Preamble: Quantum computers are strange beasts that we really haven't yet tamed to the point of usefulness. The theory that underpins them is abstract and mathematical, so any discussion of how they can be more efficient than classical computers will inevitably be long and involved. You'll need at least an undergraduate understanding of linear algebra and quantum mechanics to understand the details, but I'll try to convey my limited understanding!
The basic premise of quantum computation is quantum superposition. The idea is that a quantum system (such as a quantum bit, or qubit, the quantum analogue of a normal bit) can, as you say, exist not only in the 0 and 1 states (called the computational basis states of the system), but also in any combination of the two (so that each has an amplitude associated with it). When the system is observed by someone, the qubit's state collapses into one of its basis states (you may have heard of the Schrödinger's cat thought experiment, which is related to this).
Because of this, a register of n qubits has 2^n basis states of its own (these are the states that you could observe the register being in; imagine a classical n-bit integer). Since the register can exist in a superposition of all these states at once, it is possible to apply a computation to all 2^n register states rather than just one of them. This is called quantum parallelism.
Because of this property of quantum computers, it may seem like they're a silver bullet that can solve any problem exponentially faster than a classical computer. But it's not that simple: the problem is that once you observe the result of your computation, it collapses (as I mentioned above) into the result of just one of the computations – and you lose all of the others.
The field of quantum computation/algorithms is all about trying to work around this problem by manipulating quantum phenomena to extract information in fewer operations than would be possible on a classical computer. It turns out that it's very difficult to contrive a "quantum algorithm" that is faster than any possible classical counterpart.
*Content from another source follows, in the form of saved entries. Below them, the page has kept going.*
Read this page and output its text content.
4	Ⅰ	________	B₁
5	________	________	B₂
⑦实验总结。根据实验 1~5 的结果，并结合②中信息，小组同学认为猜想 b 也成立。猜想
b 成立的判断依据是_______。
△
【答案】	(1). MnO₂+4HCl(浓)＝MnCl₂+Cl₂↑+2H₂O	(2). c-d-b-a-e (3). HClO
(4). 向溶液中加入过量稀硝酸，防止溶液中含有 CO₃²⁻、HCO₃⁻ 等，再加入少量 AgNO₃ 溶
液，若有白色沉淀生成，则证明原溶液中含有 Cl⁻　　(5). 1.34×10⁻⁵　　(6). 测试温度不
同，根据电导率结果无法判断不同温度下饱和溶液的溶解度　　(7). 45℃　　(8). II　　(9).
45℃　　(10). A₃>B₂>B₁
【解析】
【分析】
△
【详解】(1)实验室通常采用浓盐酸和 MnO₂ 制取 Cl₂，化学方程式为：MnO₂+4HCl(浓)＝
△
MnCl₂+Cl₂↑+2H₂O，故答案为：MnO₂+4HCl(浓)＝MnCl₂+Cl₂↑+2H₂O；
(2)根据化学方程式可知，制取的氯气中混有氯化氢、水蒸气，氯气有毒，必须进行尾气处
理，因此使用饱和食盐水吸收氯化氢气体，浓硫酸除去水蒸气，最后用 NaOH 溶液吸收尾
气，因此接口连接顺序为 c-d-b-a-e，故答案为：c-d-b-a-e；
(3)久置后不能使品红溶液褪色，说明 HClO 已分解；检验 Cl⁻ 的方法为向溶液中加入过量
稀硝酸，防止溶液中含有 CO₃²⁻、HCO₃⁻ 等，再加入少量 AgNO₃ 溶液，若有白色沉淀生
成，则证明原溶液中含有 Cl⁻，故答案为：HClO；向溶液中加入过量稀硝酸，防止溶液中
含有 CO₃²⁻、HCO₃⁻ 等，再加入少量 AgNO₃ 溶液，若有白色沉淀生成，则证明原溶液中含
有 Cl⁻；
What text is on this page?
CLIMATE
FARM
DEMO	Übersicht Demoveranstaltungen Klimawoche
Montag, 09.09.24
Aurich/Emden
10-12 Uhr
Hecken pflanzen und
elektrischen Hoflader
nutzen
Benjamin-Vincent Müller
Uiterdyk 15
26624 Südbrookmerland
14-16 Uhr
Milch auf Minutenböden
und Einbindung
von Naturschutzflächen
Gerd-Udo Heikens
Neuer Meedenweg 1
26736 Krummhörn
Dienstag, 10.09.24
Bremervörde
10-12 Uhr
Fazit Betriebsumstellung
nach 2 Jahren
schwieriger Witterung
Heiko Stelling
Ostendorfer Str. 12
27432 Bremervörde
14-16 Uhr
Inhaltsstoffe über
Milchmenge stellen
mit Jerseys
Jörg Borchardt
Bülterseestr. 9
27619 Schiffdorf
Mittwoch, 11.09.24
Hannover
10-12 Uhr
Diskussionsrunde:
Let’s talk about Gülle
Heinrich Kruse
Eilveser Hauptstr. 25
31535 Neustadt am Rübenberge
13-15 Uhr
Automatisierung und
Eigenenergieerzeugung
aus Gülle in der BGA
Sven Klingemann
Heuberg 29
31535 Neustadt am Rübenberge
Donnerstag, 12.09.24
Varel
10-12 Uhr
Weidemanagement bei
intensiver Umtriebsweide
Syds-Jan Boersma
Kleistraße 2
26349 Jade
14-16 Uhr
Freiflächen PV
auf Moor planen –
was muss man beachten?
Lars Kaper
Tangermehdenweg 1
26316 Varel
The example you ask about is that of quantum cryptanalysis. It's thought that quantum computers might be able to "break" certain encryption algorithms: specifically, the RSA algorithm, which relies on the difficulty of finding the prime factors of very large integers. The algorithm which allows for this is called Shor's algorithm, which can factor integers with polynomial time complexity. By contrast the best classical algorithm for the problem has (almost) exponential time complexity, and the problem is hence considered "intractable".
If you want a deeper understanding of this, get a few books on linear algebra and quantum mechanics and get comfortable. If you want some clarification, I'll see what I can do!
Aside: to better understand the idea of quantum superposition, think in terms of probabilities. Imagine you flip a coin and catch it on your hand, covered so that you can't see it. As a very tenuous analogy, the coin can be thought of as being in a superposition of the heads and tails "states": each one has a probability of 0.5 (and, naturally, since there are two states, these probabilities add up to 1). When you take your hand away and observe the coin directly, it collapses into either the heads state or the tails state, and so the probability of this state becomes 1, while the other becomes 0. One way to think about it, I suppose, is a set of scales that is balanced until observation, at which point it tips to one side as our knowledge of the system increases and one state becomes the "real" state.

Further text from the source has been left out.